Nach dem Sturz von Baschar al-Assad stellt Syriens Übergangsregierung die Weichen für die Zukunft. Nach einer «Siegeskonferenz» werden zahlreiche Entscheidungen verkündet.
Ahmed al-Scharaa
Ahmed al-Scharaa wird Übergangspräsident in Syrien. © Mosa'ab Elshamy/AP/dpa

Nach dem Machtwechsel in Syrien ist De-facto-Herrscher Ahmed al-Scharaa zum Übergangspräsidenten ernannt worden. Wie die syrische Staatsagentur nach einem hochrangigen Treffen politischer und militärischer Funktionäre in Damaskus berichtete, soll al-Scharaa in der Übergangsphase die Aufgaben des Staatschefs übernehmen. 

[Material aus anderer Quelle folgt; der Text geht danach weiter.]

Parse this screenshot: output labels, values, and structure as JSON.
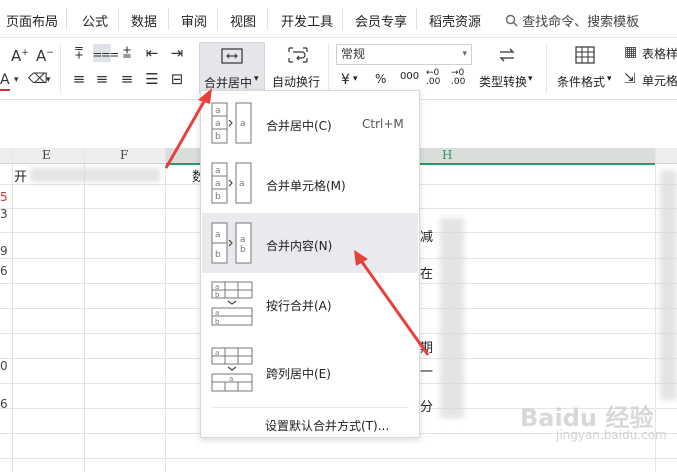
{
  "menubar": {
    "items": [
      "页面布局",
      "公式",
      "数据",
      "审阅",
      "视图",
      "开发工具",
      "会员专享",
      "稻壳资源"
    ],
    "search": "查找命令、搜索模板"
  },
  "ribbon": {
    "merge_label": "合并居中",
    "wrap_label": "自动换行",
    "number_format": "常规",
    "currency_symbol": "¥",
    "percent_symbol": "%",
    "thousands": "000",
    "dec_increase": "←0 .00",
    "dec_decrease": "→0 .00",
    "type_convert_label": "类型转换",
    "cond_format_label": "条件格式",
    "table_style_label": "表格样",
    "cell_label": "单元格"
  },
  "sheet": {
    "columns": [
      "E",
      "F",
      "H"
    ],
    "row_numbers": [
      "5",
      "3",
      "9",
      "6",
      "0",
      "6"
    ],
    "cells": [
      "开",
      "数",
      "减",
      "在",
      "期",
      "一",
      "分"
    ]
  },
  "merge_menu": {
    "items": [
      {
        "label": "合并居中(C)",
        "shortcut": "Ctrl+M"
      },
      {
        "label": "合并单元格(M)",
        "shortcut": ""
      },
      {
        "label": "合并内容(N)",
        "shortcut": ""
      },
      {
        "label": "按行合并(A)",
        "shortcut": ""
      },
      {
        "label": "跨列居中(E)",
        "shortcut": ""
      }
    ],
    "footer": "设置默认合并方式(T)..."
  },
  "watermark": {
    "logo": "Baidu 经验",
    "sub": "jingyan.baidu.com"
  },
  "colors": {
    "accent_green": "#2e9a6c",
    "arrow_red": "#e8403a",
    "hover_bg": "#e8eaee"
  }
}
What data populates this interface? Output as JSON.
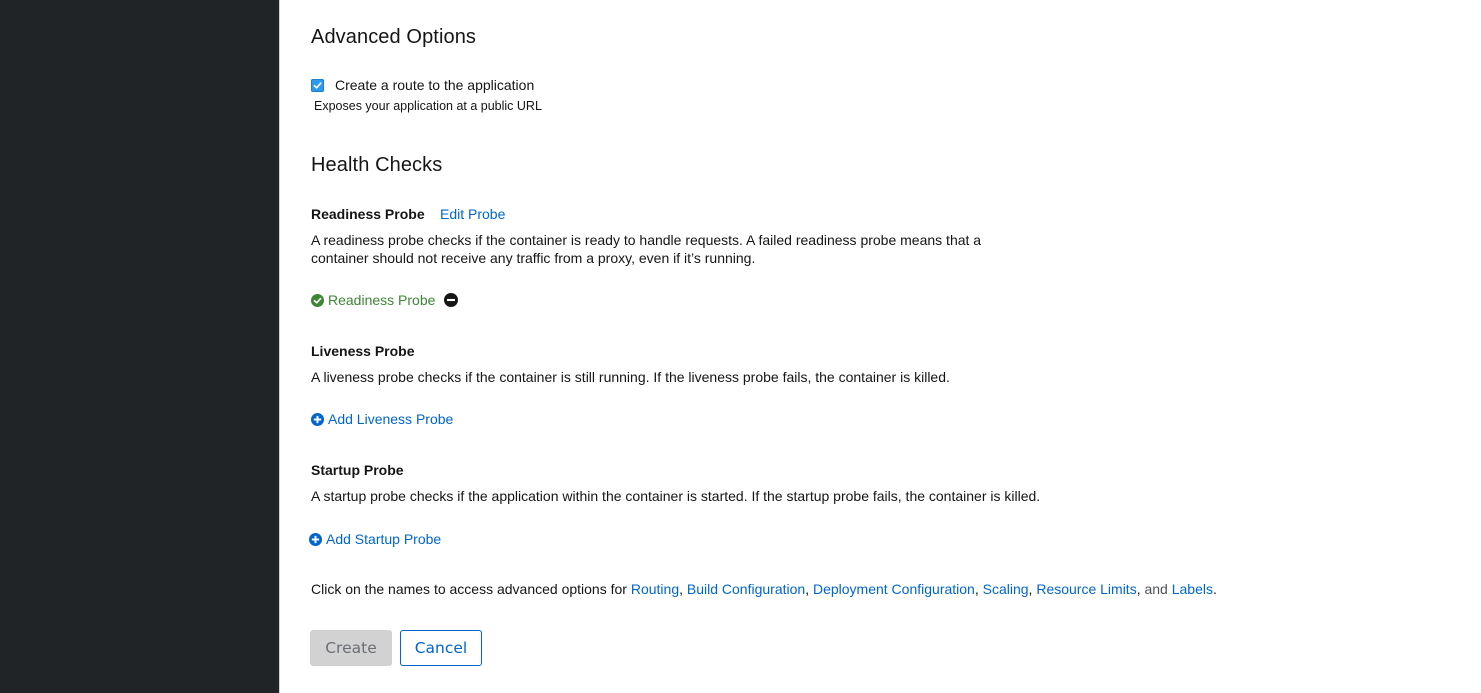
{
  "advanced": {
    "heading": "Advanced Options",
    "route_checkbox": {
      "label": "Create a route to the application",
      "checked": true
    },
    "route_helper": "Exposes your application at a public URL"
  },
  "health": {
    "heading": "Health Checks",
    "readiness": {
      "title": "Readiness Probe",
      "edit_link": "Edit Probe",
      "description_line1": "A readiness probe checks if the container is ready to handle requests. A failed readiness probe means that a",
      "description_line2": "container should not receive any traffic from a proxy, even if it’s running.",
      "status_label": "Readiness Probe"
    },
    "liveness": {
      "title": "Liveness Probe",
      "description": "A liveness probe checks if the container is still running. If the liveness probe fails, the container is killed.",
      "add_link": "Add Liveness Probe"
    },
    "startup": {
      "title": "Startup Probe",
      "description": "A startup probe checks if the application within the container is started. If the startup probe fails, the container is killed.",
      "add_link": "Add Startup Probe"
    }
  },
  "advanced_links": {
    "prefix": "Click on the names to access advanced options for ",
    "routing": "Routing",
    "build_configuration": "Build Configuration",
    "deployment_configuration": "Deployment Configuration",
    "scaling": "Scaling",
    "resource_limits": "Resource Limits",
    "and_text": " and ",
    "labels": "Labels",
    "sep": ", ",
    "sep_last": ",",
    "end": "."
  },
  "actions": {
    "create_label": "Create",
    "cancel_label": "Cancel"
  },
  "colors": {
    "sidebar": "#212427",
    "link": "#0066cc",
    "success": "#3e8635",
    "checkbox": "#2b9af3"
  }
}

Al-Scharaa, früher unter seinem Kampfnamen Abu Mohammed al-Dscholani bekannt, führte die sunnitisch-islamistische Organisation Haiat Tahrir al-Scham (HTS), die den Sturz von Langzeit-Herrscher Baschar al-Assad maßgeblich herbeigeführt hatte. HTS ging aus der Al-Nusra-Front hervor, einem Ableger des Terrornetzwerks Al-Kaida. Der ehemalige Rebellenführer, Anfang 40, gibt sich seit dem Machtwechsel betont moderat. 

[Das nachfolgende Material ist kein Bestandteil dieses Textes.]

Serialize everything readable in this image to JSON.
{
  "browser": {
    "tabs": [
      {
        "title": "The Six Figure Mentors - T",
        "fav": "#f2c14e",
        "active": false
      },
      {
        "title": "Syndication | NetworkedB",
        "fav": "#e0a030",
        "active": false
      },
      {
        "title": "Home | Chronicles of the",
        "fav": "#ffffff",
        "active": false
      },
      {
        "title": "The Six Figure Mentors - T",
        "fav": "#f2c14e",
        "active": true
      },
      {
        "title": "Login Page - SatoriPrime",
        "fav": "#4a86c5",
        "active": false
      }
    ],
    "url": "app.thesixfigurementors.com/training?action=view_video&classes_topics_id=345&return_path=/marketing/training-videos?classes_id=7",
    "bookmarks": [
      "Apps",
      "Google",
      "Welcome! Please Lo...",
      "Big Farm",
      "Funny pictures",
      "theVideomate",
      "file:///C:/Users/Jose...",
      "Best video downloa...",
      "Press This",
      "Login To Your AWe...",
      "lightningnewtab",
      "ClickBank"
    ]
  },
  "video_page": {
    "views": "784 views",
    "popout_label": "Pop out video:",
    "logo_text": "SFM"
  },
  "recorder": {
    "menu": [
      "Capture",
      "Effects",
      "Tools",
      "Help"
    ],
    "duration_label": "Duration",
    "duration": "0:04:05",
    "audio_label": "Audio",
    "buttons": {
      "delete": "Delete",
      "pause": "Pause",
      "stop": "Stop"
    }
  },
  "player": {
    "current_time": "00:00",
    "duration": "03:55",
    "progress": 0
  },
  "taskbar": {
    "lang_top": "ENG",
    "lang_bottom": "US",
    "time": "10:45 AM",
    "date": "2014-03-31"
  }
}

Laut der staatlichen Nachrichtenagentur Sana wurde al-Scharaa beauftragt, einen legislativen Rat für die Übergangsphase zu gründen, bis eine neue Verfassung ausgearbeitet worden ist. Sana zitierte den Sprecher der Militärallianz, Hassan Abdul Ghani, die Assad im Dezember gestürzt hatte.

Folgenreiche Entscheidungen bei «Siegeskonferenz» in Damaskus

Die De-facto-Herrscher erklärten außerdem, dass sie die Verfassung von 2012 außer Kraft setzen. Das Parlament der alten Regierung wird aufgelöst, ebenso sollen die Streitkräfte neu organisiert werden. Militante Rebellengruppen sollen in die Staatsstrukturen integriert werden. «Dieser Schritt zielt darauf ab, Einheit und Stabilität zu gewährleisten», zitierte Sana den Militärsprecher Abdul Ghani.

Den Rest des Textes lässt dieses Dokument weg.